L’ex comandante ha raccontato un episodio chiave: «Mi recai con Stasi nel capannone del padre. Notai subito che c’era un sistema d’allarme. Ma non fu mai esaminato nei tempi giusti. Il tecnico arrivò solo un mese e mezzo dopo, quando i dati erano già persi. Anche la bicicletta mostrata non corrispondeva alla descrizione della signora Bermani, eppure nessuno approfondì».
Dubbi su Stasi: “Forse non si è mai avvicinato al corpo”
Nonostante la condanna definitiva, Marchetto ha espresso perplessità sul coinvolgimento di Alberto Stasi: «All’inizio pensavo fosse lui. Ma quando gli chiesi che volto avesse Chiara, mi rispose ‘pulito’. Eppure Chiara era coperta di sangue. Forse non si è nemmeno avvicinato. Nella telefonata al 118 disse: ‘Potrebbe essere morta’, non ‘è morta’. Quel dettaglio mi ha sempre colpito».
La testimonianza ignorata e il misterioso SUV
Un altro punto critico riguarda la testimonianza di Giuseppe Muschitta, supertestimone del processo: «Parlò di una ragazza con caschetto e di un SUV nero. Dettagli precisi, confermati anche da un commerciante. Nessuno seguì quella pista».

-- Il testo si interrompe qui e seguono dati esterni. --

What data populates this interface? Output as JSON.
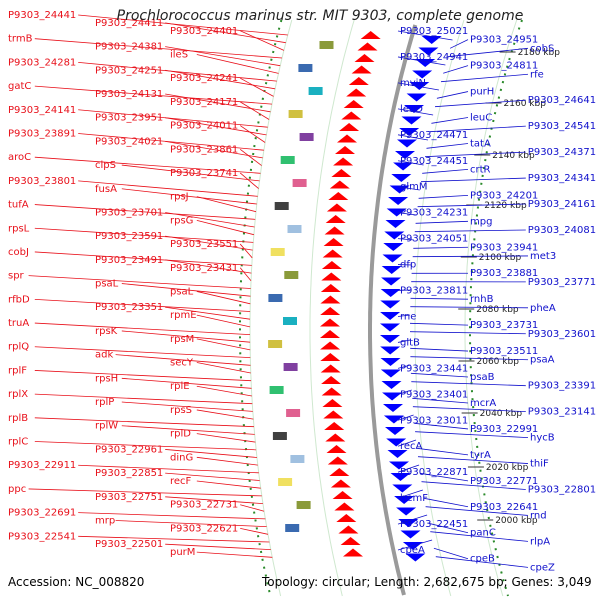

Il caso Ferri: “Impossibile credere al suicidio”
Marchetto ha infine parlato del meccanico Ferri, trovato morto in circostanze sospette: «Sfido chiunque a dire che si è suicidato tagliandosi polsi e collo in uno spazio di 50 cm. Non si è mai trovata l’arma. Un collegamento esiste».
“Mi hanno fatto fuori, ho avuto crisi depressive”
Il comandante conclude con amarezza: «Spero che si trovi il vero colpevole. Se fosse un altro, è inevitabile che Stasi venga scagionato. Dopo aver chiesto indagini su un’altra famiglia, sono stato estromesso, ho avuto crisi depressive. Qualcuno voleva farmi del male. E ci è riuscito».